1 / 3
Jun 2020

Hi,

I'm currently specifying a build and I'm wondering if it is possible to crawl an RSS feed. I've previously crawled XML and I just want to make sure that the same method can be used as RSS is a similar format to XML.

Thanks Michael

  • created

    Jun '20
  • last reply

    Jun '20
  • 2

    replies

  • 3.5k

    views

  • 3

    users

Hi Michael,

RSS is a dialect of XML, so it's actually treated the same as XML by Funnelback. The same process can be used as XML by using the 'XML Processing' and 'Configure Metadata Mappings' options in the Admin Interface.
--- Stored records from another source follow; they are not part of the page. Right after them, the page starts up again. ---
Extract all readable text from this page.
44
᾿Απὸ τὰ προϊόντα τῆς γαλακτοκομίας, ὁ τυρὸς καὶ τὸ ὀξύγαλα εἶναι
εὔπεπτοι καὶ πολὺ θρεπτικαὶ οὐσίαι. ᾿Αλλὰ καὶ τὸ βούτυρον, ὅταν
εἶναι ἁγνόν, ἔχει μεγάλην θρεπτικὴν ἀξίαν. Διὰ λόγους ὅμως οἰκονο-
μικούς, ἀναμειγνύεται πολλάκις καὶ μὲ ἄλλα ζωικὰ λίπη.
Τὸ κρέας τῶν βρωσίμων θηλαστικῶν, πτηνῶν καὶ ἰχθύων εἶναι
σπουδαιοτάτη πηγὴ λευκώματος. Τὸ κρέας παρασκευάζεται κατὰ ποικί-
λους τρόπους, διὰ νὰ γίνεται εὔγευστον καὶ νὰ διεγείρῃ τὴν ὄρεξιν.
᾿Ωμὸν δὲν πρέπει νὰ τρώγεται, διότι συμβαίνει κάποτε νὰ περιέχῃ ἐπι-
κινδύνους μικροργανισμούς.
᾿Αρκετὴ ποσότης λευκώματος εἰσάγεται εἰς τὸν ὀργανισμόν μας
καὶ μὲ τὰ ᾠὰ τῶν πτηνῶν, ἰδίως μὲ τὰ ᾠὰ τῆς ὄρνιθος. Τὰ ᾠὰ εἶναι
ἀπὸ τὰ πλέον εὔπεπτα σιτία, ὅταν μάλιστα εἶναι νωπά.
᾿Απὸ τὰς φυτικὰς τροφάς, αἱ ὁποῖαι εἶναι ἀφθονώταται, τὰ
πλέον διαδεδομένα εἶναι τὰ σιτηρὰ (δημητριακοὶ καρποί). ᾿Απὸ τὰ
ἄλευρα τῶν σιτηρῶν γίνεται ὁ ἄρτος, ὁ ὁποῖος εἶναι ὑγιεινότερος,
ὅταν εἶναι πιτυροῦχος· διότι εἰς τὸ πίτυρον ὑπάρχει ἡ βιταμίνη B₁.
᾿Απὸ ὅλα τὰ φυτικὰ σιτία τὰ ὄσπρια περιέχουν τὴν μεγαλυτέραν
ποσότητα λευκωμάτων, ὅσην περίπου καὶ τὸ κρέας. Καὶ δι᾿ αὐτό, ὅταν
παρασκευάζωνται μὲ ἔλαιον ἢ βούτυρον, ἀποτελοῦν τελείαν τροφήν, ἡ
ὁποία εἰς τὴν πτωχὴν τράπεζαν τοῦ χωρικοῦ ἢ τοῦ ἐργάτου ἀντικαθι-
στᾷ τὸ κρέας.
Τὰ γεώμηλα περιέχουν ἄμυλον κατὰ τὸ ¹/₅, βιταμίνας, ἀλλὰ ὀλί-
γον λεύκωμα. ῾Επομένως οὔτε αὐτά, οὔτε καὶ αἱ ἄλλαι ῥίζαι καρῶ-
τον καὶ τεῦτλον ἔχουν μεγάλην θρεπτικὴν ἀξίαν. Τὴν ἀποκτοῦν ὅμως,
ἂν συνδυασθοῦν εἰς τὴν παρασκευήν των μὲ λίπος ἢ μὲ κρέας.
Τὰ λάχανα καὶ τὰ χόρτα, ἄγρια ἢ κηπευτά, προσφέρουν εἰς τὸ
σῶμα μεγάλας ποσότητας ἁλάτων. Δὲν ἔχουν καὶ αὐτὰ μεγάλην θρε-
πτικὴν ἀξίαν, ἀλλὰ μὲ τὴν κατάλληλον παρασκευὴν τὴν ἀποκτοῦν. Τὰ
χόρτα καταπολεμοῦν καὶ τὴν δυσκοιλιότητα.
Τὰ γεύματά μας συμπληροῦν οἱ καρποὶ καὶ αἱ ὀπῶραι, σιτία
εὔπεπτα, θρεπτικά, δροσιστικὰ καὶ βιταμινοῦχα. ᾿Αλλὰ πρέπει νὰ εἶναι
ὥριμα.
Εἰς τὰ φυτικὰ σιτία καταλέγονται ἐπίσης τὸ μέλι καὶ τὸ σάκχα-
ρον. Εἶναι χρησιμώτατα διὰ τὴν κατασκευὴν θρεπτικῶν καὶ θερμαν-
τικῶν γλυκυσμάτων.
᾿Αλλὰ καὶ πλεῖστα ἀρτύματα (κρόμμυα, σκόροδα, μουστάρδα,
In addition to the previous comments:

  • RSS feeds can commonly be detected by Funnelback as html because the web server delivers them with incorrect headers. If this is the case you will need to make sure your web server delivers the correct Content Type headers.
  • If you wish links to be extracted and followed from the RSS feed you'll need to ensure that the crawler.parser.mimeTypes includes the appropriate mime types for your RSS and that you update the crawler.link_extraction_regular_expression and crawler.link_extraction_group setting to also identify URLs stored in the RSS (usually in a <url> element). However, I'm not sure how easy it will be to update the link regex to have a pattern that matches both standard links and also the ones in any RSS feed.